Riggio's actually my old boss, in a manner of speaking (and several dozen middle-managerial layers removed). It's been a decade and a half, but I managed a Software Etc. back when the company was called Neostar, before they filed for Chapter 11 (around the time of an awkward, weepy annual manager's conference) and eventually collapsed into full-on asset-dumping Chapter 7 bankruptcy.
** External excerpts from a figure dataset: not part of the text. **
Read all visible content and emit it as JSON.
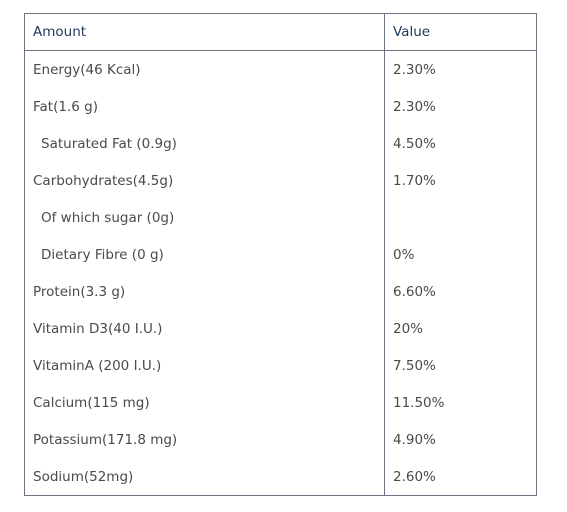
{
  "table": {
    "headers": {
      "amount": "Amount",
      "value": "Value"
    },
    "rows": [
      {
        "amount": "Energy(46 Kcal)",
        "value": "2.30%"
      },
      {
        "amount": "Fat(1.6 g)",
        "value": "2.30%"
      },
      {
        "amount": "Saturated Fat (0.9g)",
        "value": "4.50%"
      },
      {
        "amount": "Carbohydrates(4.5g)",
        "value": "1.70%"
      },
      {
        "amount": "Of which sugar (0g)",
        "value": ""
      },
      {
        "amount": "Dietary Fibre (0 g)",
        "value": "0%"
      },
      {
        "amount": "Protein(3.3 g)",
        "value": "6.60%"
      },
      {
        "amount": "Vitamin D3(40 I.U.)",
        "value": "20%"
      },
      {
        "amount": "VitaminA (200 I.U.)",
        "value": "7.50%"
      },
      {
        "amount": "Calcium(115 mg)",
        "value": "11.50%"
      },
      {
        "amount": "Potassium(171.8 mg)",
        "value": "4.90%"
      },
      {
        "amount": "Sodium(52mg)",
        "value": "2.60%"
      }
    ]
  }
}
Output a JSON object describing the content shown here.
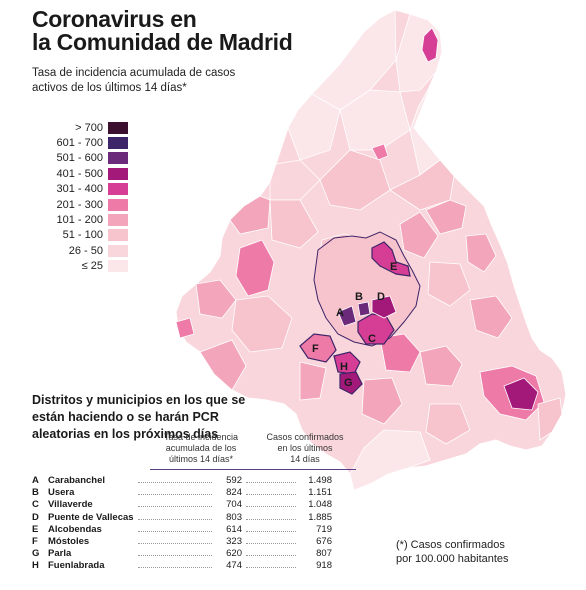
{
  "title_line1": "Coronavirus en",
  "title_line2": "la Comunidad de Madrid",
  "subtitle": "Tasa de incidencia acumulada de casos activos de los últimos 14 días*",
  "legend": [
    {
      "label": "> 700",
      "color": "#3b0f2e"
    },
    {
      "label": "601 - 700",
      "color": "#3e2468"
    },
    {
      "label": "501 - 600",
      "color": "#6b2a7a"
    },
    {
      "label": "401 - 500",
      "color": "#a3197a"
    },
    {
      "label": "301 - 400",
      "color": "#d63d95"
    },
    {
      "label": "201 - 300",
      "color": "#ee7aa8"
    },
    {
      "label": "101 - 200",
      "color": "#f3a6bb"
    },
    {
      "label": "51 - 100",
      "color": "#f7c3cc"
    },
    {
      "label": "26 - 50",
      "color": "#f9d6dc"
    },
    {
      "label": "≤ 25",
      "color": "#fbe6ea"
    }
  ],
  "map_labels": [
    "A",
    "B",
    "C",
    "D",
    "E",
    "F",
    "G",
    "H"
  ],
  "pcr_heading": "Distritos y municipios en los que se están haciendo o se harán PCR aleatorias en los próximos días",
  "col_rate_head": "Tasa de incidencia\nacumulada de los\núltimos 14 días*",
  "col_cases_head": "Casos confirmados\nen los últimos\n14 días",
  "rows": [
    {
      "code": "A",
      "name": "Carabanchel",
      "rate": "592",
      "cases": "1.498"
    },
    {
      "code": "B",
      "name": "Usera",
      "rate": "824",
      "cases": "1.151"
    },
    {
      "code": "C",
      "name": "Villaverde",
      "rate": "704",
      "cases": "1.048"
    },
    {
      "code": "D",
      "name": "Puente de Vallecas",
      "rate": "803",
      "cases": "1.885"
    },
    {
      "code": "E",
      "name": "Alcobendas",
      "rate": "614",
      "cases": "719"
    },
    {
      "code": "F",
      "name": "Móstoles",
      "rate": "323",
      "cases": "676"
    },
    {
      "code": "G",
      "name": "Parla",
      "rate": "620",
      "cases": "807"
    },
    {
      "code": "H",
      "name": "Fuenlabrada",
      "rate": "474",
      "cases": "918"
    }
  ],
  "footnote": "(*) Casos confirmados\n     por 100.000 habitantes",
  "colors": {
    "base": "#f9d6dc",
    "border": "#ffffff",
    "district_outline": "#3e2468"
  }
}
Riggio swooped in after everything collapsed (despite pleas to get involved earlier), avoided the bad debt, snapped up the leftovers, closed the least profitable stores, and went on to oversee the rise of one of the largest independent video games retailers in the world.
On October 6th, Riggio sold 2.3 million shares of his prior 11.4 million at an average of $26.72, leaving him with 9.1 million shares--a drop from a 6.9% stake to 5.5%.
A spokesperson for Barnes & Noble told Barron's that Riggio sold the shares for "tax planning," but analyst Alex Romayev was more negative, suggesting the sale reflects poorly on GameStop's stock--up in recent months, but still substantially below the stock price half a year ago.
"He's got a lot bigger stake in Barnes & Noble," said Romayev. "Clearly he thinks selling GameStop is better than selling Barnes & Noble."
Wedbush Morgan analyst Michael Pachter upgraded GameStop from "neutral" to "outperform" on October 8th, and told Barron's yesterday that he wasn't sure why Riggio would sell now.
"The only thing I can tell you is that he probably had something better to do with the money," said Pachter. "I feel sorry for these guys who can't live on anything less than $20 million."